I've been tasked with re-writing a fairly large web application for a company. This application provides certain financial/risk analysis to 3 clients that we currently have.
The huge issue around this app is each client is different and has slightly different data. They all log into the same website but after that their experience can differ slightly. Their database schemas aren't the same, occasionally their views have to differ to represent different data and their user management is a complexity nightmare. When a user logs into our site we need to pull data from the right database (each client has their own).
Say our clients are 3 hardware companies:
- HackmansHardware
- LowesHardware
- FranksHardware
Hackman's Hardware might have slightly different analysis needs or request certains special columns in our reports.

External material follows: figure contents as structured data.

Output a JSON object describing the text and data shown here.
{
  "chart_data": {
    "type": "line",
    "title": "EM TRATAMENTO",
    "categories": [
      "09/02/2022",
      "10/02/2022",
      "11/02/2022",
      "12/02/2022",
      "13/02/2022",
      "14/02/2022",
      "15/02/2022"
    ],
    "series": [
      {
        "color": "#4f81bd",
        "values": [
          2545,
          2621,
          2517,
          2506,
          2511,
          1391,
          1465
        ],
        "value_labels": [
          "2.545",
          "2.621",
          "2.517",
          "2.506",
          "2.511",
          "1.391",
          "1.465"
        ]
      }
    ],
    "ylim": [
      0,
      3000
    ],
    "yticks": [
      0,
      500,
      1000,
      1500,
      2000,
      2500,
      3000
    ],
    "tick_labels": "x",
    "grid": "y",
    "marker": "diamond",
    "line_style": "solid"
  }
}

Similarly, Lowes Hardware might want to have slightly different security access to its pages then a different company based on its users.

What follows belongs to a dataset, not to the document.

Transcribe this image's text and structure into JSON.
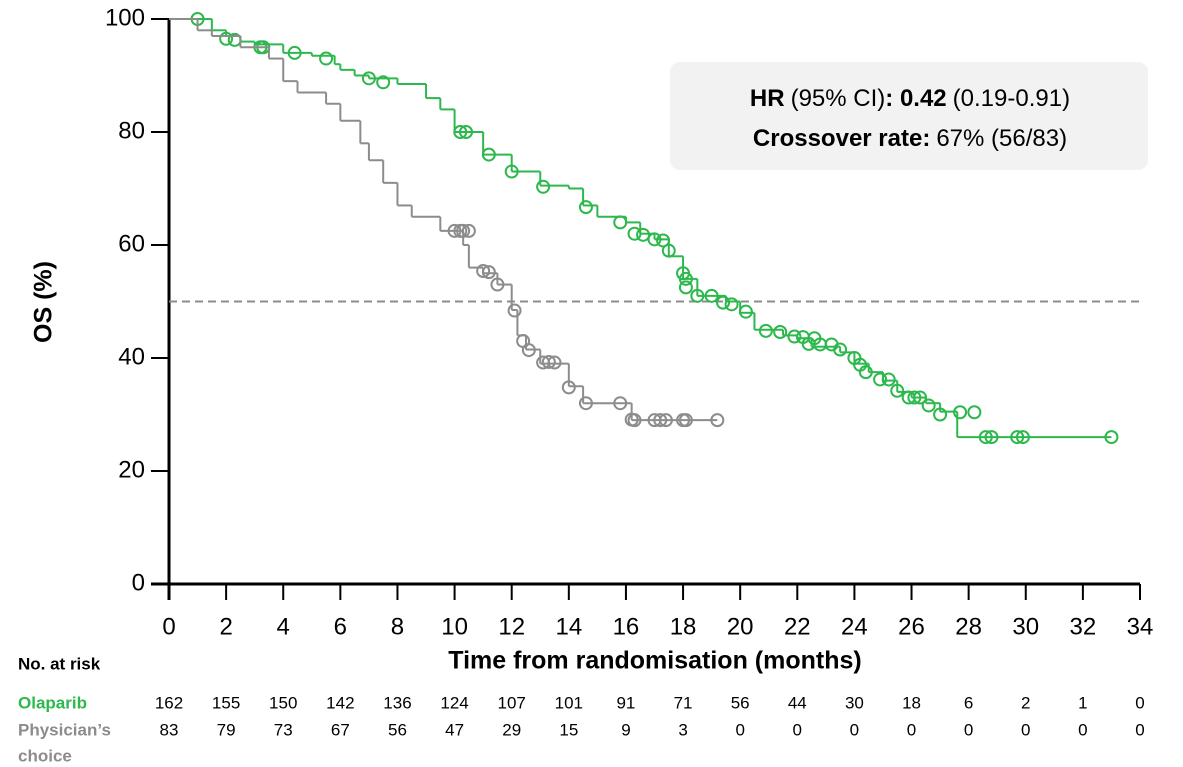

Functionally, the web application is the same for them. It has the same tabs and the same goals at what information it is trying to present. But there are subtle differences between them that I'm having trouble encapsulating and it is making the code a mess.
Question: What is the best practice for handling a base application that needs modification for each new client that we get? What architecture/design pattern can we use to make adding new clients relatively painless despite their need for customization while still re-using as much as possible? How can we keep our codebase clean without the need for per-client hacks?
We are using ASP.NET MVC for this rewrite but I'm not sure how relevant that is to the question.